Freitag, 24. August 2007

Augstein, Schmitt, Hegel

mo 17° w / mi 24° s!! Schon wieder Sonne nach 7 Wochen grünem Winter.
Da freut sich auch der Igel und zeigt seine skurrilen, erstaunlich langen Hinterläufe.

- Man glaubt es nicht: "Rudolf Augstein suchte Rat bei Carl Schmitt
apl. FRANKFURT, 22. August. Im Jahr 1952 haben sich zwei Männer getroffen, die kaum gegensätzlicher sein könnten: Rudolf Augstein, Herausgeber ..." "Rudolf Augstein rief Carl Schmitt zu Hilfe
Mit Heft 28 fing alles an: Im Nachlass des verfemten Staatsrechtlers ist sein Briefwechsel mit dem "Spiegel"-Herausgeber aufgetaucht".

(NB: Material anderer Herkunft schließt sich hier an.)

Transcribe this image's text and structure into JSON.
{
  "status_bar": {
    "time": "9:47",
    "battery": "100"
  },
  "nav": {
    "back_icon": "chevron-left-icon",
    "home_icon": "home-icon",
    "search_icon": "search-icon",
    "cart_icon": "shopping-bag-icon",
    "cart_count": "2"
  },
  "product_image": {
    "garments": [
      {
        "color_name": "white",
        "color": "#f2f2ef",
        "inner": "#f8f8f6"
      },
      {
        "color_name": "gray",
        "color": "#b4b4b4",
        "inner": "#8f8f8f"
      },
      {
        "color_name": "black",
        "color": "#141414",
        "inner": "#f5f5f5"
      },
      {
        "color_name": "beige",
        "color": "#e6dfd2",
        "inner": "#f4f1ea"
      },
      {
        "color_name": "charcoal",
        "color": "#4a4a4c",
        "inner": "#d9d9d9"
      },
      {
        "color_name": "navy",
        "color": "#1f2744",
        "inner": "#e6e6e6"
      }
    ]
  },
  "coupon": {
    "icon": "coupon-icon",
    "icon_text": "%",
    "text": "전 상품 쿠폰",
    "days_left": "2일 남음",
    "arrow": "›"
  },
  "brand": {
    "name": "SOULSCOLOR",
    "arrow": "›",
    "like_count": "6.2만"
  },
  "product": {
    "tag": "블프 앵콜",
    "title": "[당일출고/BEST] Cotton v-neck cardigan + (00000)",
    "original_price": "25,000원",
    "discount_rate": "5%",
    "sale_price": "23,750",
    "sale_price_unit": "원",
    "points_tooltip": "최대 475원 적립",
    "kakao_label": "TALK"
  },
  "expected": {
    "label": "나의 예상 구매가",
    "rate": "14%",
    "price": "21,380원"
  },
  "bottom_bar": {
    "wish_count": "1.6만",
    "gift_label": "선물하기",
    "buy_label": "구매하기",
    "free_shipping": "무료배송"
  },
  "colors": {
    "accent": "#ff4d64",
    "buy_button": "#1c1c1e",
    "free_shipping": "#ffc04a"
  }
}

- Fragen rund um die Turbulenzen an den Finanzmärkten beantwortet vom besten Teil der FAZ, dem Wirtschaftsteil: sehr gut! :
"Banken-Spezial
Sieben Antworten zur Krise an den Finanzmärkten
Was ist los mit den Finanzmärkten? Meistens funktionieren sie spannungsfrei, doch besonders nach langen Hausse-Phasen neigen sie zu Krisen. Antworten auf Fragen, die der Wirtschaftsredaktion der F.A.Z. in den vergangenen Tagen von Lesern häufig gestellt wurden." (http://www.faz.net/s/Rub5CAECB7768E046A3976500B4D416A560/Doc~EC36D33B662AE418FB6AA3F3244607061~ATpl~Ecommon~Sspezial.html)
Ob danach von Seiten der Schulen eine so hohe Nachfrage erfolgen wird wie seinerzeit nach der Feuilletonausgabe, die völlig einseitig ausschließlich vom Klimapropagandainstitut Potsdam gestaltet wurde?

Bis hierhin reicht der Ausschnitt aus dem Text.